Heading in to the 1950s, the surfers on the west coast must have been getting bored with the beauty and powerful swells of the Pacific and started looking for something to do on land. They combined the concept of surfing and crate scooters and came up with the modern-day skateboard. The first manufactured skateboard came out of a surf shop in Los Angeles.
“The first skateboarding magazine, The Quarterly Skateboarder was published in 1964. John Severson, who published the magazine, wrote in his first editorial:
“Today’s skateboarders are founders in this sport—they’re pioneers—they are the first. There is no history in Skateboarding—it’s being made now—by you. The sport is being molded and we believe that doing the right thing now will lead to a bright future for the sport. Already, there are storm clouds on the horizon with opponents of the sport talking about ban and restriction.”1
Skateboarding in our area seemed to be a subculture when I was growing up, pursued only by those who were the loners, stoners, and misfits. It was an angry, long-haired bunch that skateboarded. Today, skateboarding has taken on a respectability and people of all cliques and categories skateboard.
Watching a skateboarder, you have to be impressed at the athleticism required to do various stunts and tricks. Their balance on a rolling board is remarkable. At the school, I see kids texting while boarding, complete with earbuds in place. I have problems sitting and texting.
And, we’ve watched enough of America’s Funniest Home Videos to see what happens when the trick doesn’t work. The tenacity of the skateboarder is something to be admired. Regardless of how badly it went the last time or how many broken bones and stitches they’ve received, they still get back on the board and attempt to master the trick.
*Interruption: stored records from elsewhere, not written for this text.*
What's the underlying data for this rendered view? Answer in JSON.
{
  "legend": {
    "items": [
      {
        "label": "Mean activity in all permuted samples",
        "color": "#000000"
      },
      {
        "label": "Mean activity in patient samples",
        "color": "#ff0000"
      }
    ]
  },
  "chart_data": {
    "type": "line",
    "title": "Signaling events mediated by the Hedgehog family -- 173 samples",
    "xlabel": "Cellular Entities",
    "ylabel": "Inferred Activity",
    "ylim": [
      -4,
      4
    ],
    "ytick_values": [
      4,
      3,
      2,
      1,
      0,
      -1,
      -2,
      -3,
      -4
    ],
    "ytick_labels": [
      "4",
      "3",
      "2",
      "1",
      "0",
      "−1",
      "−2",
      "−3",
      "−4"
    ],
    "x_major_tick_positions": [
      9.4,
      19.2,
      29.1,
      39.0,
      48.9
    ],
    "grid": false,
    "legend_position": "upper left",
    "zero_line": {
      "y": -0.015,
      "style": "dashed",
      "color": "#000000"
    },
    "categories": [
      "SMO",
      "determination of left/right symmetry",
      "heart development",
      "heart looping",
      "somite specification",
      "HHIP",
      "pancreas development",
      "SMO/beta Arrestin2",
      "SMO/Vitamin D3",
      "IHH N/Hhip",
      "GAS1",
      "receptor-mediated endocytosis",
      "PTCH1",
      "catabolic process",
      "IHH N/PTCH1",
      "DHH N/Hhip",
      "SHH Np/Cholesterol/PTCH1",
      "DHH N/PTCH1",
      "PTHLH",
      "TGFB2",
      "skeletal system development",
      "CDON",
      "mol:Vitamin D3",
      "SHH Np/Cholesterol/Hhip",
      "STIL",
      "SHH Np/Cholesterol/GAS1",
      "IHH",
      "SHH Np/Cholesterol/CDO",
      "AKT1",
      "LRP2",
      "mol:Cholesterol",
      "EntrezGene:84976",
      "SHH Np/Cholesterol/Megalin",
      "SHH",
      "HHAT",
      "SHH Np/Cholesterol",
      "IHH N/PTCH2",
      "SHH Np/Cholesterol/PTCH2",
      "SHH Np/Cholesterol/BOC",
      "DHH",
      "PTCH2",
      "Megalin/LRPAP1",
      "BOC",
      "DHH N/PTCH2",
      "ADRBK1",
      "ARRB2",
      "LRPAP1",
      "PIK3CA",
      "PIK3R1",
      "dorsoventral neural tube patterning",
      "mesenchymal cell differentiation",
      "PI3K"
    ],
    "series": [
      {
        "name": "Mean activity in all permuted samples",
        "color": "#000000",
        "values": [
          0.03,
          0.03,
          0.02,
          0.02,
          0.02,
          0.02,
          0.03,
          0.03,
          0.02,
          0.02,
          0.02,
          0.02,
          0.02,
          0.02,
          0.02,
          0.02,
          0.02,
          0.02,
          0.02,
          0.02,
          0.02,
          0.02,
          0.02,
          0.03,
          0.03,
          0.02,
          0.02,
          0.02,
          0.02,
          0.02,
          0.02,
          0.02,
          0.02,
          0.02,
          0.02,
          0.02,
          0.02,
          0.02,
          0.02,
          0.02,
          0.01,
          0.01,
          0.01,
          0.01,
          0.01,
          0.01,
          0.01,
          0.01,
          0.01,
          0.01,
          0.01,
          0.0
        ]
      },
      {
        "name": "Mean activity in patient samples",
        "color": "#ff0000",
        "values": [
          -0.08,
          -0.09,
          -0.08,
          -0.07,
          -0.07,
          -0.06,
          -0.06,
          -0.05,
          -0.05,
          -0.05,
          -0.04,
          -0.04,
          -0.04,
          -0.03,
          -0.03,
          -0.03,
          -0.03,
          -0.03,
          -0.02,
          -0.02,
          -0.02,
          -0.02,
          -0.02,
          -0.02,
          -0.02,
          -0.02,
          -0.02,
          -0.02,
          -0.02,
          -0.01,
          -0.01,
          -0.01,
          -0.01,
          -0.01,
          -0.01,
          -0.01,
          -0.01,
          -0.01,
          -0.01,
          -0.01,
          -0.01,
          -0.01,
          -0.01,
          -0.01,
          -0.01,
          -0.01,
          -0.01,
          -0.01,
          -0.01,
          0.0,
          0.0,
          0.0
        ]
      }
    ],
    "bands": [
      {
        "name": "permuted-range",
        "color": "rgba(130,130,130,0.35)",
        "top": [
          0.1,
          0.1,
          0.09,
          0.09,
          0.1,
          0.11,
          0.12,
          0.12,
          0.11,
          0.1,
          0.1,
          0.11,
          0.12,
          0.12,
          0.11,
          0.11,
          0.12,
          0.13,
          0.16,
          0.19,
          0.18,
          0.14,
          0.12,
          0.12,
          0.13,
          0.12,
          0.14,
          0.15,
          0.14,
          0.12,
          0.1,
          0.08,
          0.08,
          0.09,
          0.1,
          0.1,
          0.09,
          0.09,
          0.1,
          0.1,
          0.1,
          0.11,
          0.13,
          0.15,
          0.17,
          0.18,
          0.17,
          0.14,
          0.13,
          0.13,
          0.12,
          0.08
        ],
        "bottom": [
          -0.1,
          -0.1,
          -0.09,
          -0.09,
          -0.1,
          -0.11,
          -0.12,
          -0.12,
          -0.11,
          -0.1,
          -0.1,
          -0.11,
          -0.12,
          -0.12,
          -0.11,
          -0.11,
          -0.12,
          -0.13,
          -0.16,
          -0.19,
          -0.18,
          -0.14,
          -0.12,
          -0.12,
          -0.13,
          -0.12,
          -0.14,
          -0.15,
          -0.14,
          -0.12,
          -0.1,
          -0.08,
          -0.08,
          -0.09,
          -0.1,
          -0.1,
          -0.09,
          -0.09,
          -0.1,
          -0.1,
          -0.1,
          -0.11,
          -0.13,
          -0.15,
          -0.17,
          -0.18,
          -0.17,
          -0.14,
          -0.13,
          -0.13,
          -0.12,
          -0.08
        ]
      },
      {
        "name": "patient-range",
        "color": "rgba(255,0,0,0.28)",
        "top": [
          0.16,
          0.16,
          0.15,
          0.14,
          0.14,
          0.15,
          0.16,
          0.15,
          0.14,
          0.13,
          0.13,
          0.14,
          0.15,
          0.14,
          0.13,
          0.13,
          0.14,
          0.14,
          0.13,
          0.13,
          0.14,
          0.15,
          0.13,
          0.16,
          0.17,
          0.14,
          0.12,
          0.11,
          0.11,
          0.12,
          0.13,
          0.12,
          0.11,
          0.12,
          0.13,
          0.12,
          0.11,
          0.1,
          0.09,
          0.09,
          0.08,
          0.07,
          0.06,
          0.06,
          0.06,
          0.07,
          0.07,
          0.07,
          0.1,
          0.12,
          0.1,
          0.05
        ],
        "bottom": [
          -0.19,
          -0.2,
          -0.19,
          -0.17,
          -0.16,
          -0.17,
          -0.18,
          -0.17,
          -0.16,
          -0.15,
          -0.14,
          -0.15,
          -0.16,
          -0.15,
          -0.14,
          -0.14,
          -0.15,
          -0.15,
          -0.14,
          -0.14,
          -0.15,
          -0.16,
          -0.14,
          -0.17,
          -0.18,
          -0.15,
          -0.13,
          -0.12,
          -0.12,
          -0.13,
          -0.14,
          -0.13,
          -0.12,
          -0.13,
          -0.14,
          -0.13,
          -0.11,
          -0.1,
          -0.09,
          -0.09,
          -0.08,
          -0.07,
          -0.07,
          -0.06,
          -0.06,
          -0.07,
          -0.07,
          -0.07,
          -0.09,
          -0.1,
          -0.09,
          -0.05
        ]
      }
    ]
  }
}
Balance is something we need in our walk with the Lord. Consider this “balanced” passage. Proverbs 30:8-9, “Remove far from me vanity and lies: give me neither poverty nor riches; feed me with food convenient for me: (9) Lest I be full, and deny thee, and say, Who is the LORD? or lest I be poor, and steal, and take the name of my God in vain.”
Have we ever prayed something like that? Maybe half of the prayer, the half about not being poor. Seldom, though, does anyone pray against wealth. However, Proverbs teaches that the balance between wealth and poverty is a great place to be.
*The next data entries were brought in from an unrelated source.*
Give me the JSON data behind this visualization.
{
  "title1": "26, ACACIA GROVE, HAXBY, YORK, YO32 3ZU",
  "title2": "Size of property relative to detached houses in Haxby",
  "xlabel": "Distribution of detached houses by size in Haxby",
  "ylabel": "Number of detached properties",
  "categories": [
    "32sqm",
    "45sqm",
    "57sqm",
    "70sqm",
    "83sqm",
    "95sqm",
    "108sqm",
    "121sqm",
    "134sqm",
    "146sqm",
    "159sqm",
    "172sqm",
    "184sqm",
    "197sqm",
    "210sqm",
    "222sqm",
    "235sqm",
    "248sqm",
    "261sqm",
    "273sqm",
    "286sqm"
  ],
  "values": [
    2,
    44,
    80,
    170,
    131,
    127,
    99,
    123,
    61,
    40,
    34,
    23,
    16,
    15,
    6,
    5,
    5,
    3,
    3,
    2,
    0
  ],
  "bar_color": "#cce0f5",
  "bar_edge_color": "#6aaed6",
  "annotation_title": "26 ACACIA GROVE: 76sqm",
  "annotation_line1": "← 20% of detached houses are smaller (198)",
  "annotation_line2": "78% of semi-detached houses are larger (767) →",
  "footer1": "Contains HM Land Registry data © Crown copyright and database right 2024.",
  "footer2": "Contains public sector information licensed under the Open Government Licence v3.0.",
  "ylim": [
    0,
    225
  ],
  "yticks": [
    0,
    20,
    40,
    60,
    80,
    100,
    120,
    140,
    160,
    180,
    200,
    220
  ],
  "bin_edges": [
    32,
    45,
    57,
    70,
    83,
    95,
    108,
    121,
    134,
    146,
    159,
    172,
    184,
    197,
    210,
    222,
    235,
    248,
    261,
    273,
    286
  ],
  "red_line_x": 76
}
Here’s another balanced verse: “But be ye doers of the word, and not hearers only, deceiving your own selves.” (James 1:22) There has to be a time for sitting and soaking in the Word of God. But that time has to translate into service. We have to do something with what we’ve read. That’s balance.
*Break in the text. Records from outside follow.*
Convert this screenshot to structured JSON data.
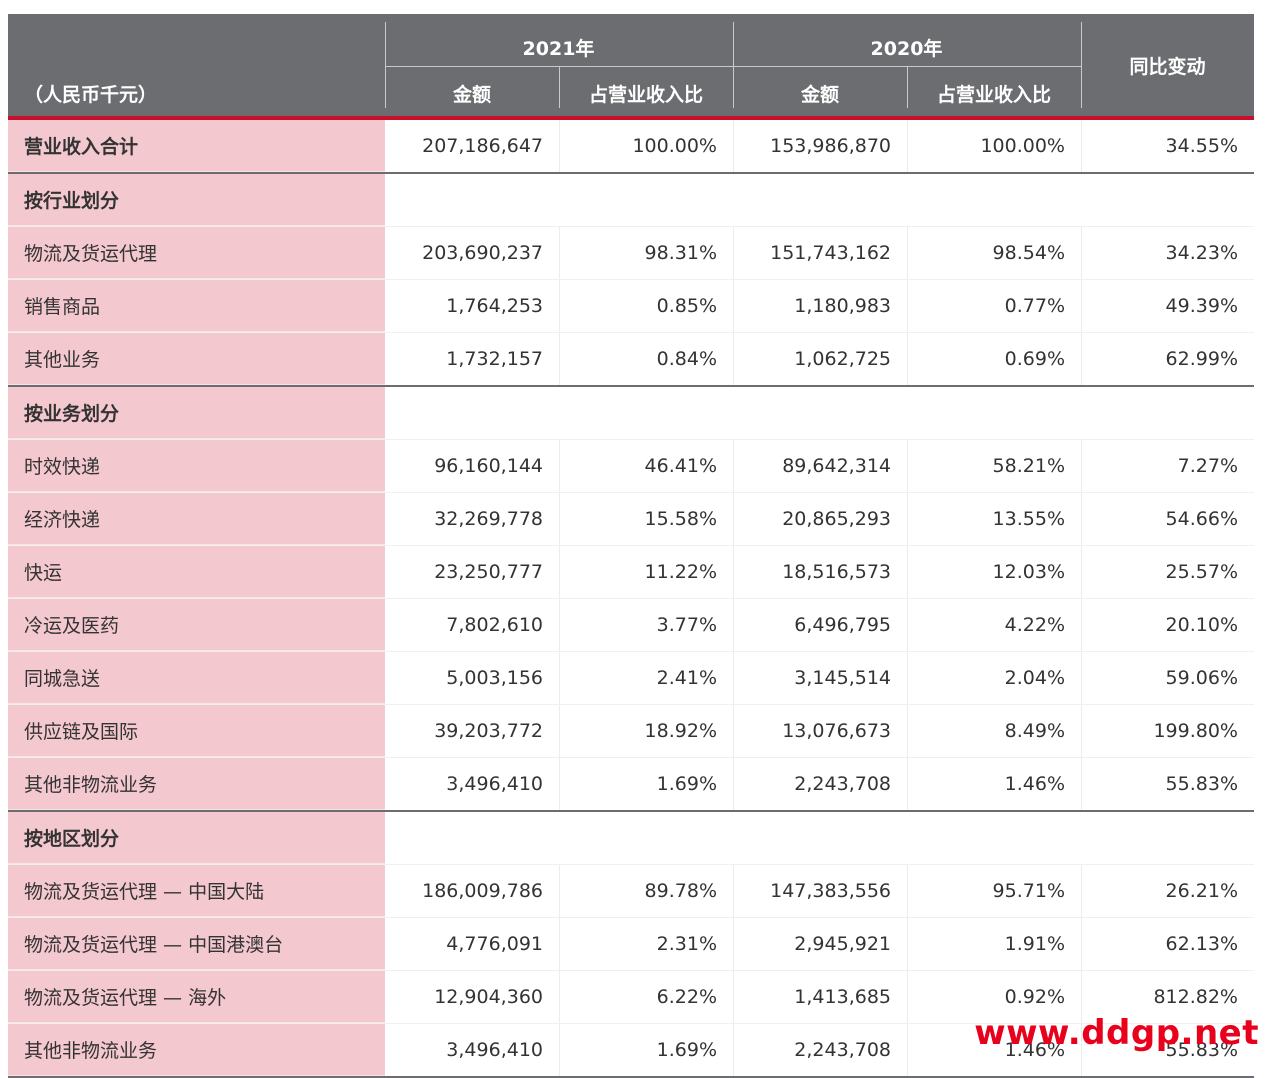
{
  "header": {
    "unit_label": "（人民币千元）",
    "year_2021": "2021年",
    "year_2020": "2020年",
    "amount": "金额",
    "share": "占营业收入比",
    "yoy": "同比变动"
  },
  "rows": [
    {
      "type": "total",
      "label": "营业收入合计",
      "a2021": "207,186,647",
      "p2021": "100.00%",
      "a2020": "153,986,870",
      "p2020": "100.00%",
      "yoy": "34.55%"
    },
    {
      "type": "section",
      "label": "按行业划分"
    },
    {
      "type": "data",
      "label": "物流及货运代理",
      "a2021": "203,690,237",
      "p2021": "98.31%",
      "a2020": "151,743,162",
      "p2020": "98.54%",
      "yoy": "34.23%"
    },
    {
      "type": "data",
      "label": "销售商品",
      "a2021": "1,764,253",
      "p2021": "0.85%",
      "a2020": "1,180,983",
      "p2020": "0.77%",
      "yoy": "49.39%"
    },
    {
      "type": "data",
      "label": "其他业务",
      "a2021": "1,732,157",
      "p2021": "0.84%",
      "a2020": "1,062,725",
      "p2020": "0.69%",
      "yoy": "62.99%"
    },
    {
      "type": "section",
      "label": "按业务划分"
    },
    {
      "type": "data",
      "label": "时效快递",
      "a2021": "96,160,144",
      "p2021": "46.41%",
      "a2020": "89,642,314",
      "p2020": "58.21%",
      "yoy": "7.27%"
    },
    {
      "type": "data",
      "label": "经济快递",
      "a2021": "32,269,778",
      "p2021": "15.58%",
      "a2020": "20,865,293",
      "p2020": "13.55%",
      "yoy": "54.66%"
    },
    {
      "type": "data",
      "label": "快运",
      "a2021": "23,250,777",
      "p2021": "11.22%",
      "a2020": "18,516,573",
      "p2020": "12.03%",
      "yoy": "25.57%"
    },
    {
      "type": "data",
      "label": "冷运及医药",
      "a2021": "7,802,610",
      "p2021": "3.77%",
      "a2020": "6,496,795",
      "p2020": "4.22%",
      "yoy": "20.10%"
    },
    {
      "type": "data",
      "label": "同城急送",
      "a2021": "5,003,156",
      "p2021": "2.41%",
      "a2020": "3,145,514",
      "p2020": "2.04%",
      "yoy": "59.06%"
    },
    {
      "type": "data",
      "label": "供应链及国际",
      "a2021": "39,203,772",
      "p2021": "18.92%",
      "a2020": "13,076,673",
      "p2020": "8.49%",
      "yoy": "199.80%"
    },
    {
      "type": "data",
      "label": "其他非物流业务",
      "a2021": "3,496,410",
      "p2021": "1.69%",
      "a2020": "2,243,708",
      "p2020": "1.46%",
      "yoy": "55.83%"
    },
    {
      "type": "section",
      "label": "按地区划分"
    },
    {
      "type": "data",
      "label": "物流及货运代理 — 中国大陆",
      "a2021": "186,009,786",
      "p2021": "89.78%",
      "a2020": "147,383,556",
      "p2020": "95.71%",
      "yoy": "26.21%"
    },
    {
      "type": "data",
      "label": "物流及货运代理 — 中国港澳台",
      "a2021": "4,776,091",
      "p2021": "2.31%",
      "a2020": "2,945,921",
      "p2020": "1.91%",
      "yoy": "62.13%"
    },
    {
      "type": "data",
      "label": "物流及货运代理 — 海外",
      "a2021": "12,904,360",
      "p2021": "6.22%",
      "a2020": "1,413,685",
      "p2020": "0.92%",
      "yoy": "812.82%"
    },
    {
      "type": "data",
      "label": "其他非物流业务",
      "a2021": "3,496,410",
      "p2021": "1.69%",
      "a2020": "2,243,708",
      "p2020": "1.46%",
      "yoy": "55.83%"
    }
  ],
  "watermark": "www.ddgp.net"
}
Ecclesiastes 3 reminds us that there is a time and a season to every purpose under heaven. Each couplet offers an opposite: day of birth vs. day of death; planting vs. harvesting; weeping vs. laughing. Balance is needed and knowing the appropriate time for all things.
Do you have a Christian life that is full of Godly balance? Even too much of a good thing can become a hazard if it’s not in balance. For instance, what good is the person who reads their Bible all day, studies all the verses on evangelism, reads books about evangelism, and learns different ways to refute a variety of arguments if they never DO it? Everything they did was good. But they never get around to telling anyone about Jesus or put all that learning into action. That’s not good.
If the skateboarder can do it, so can we. Let’s get balanced.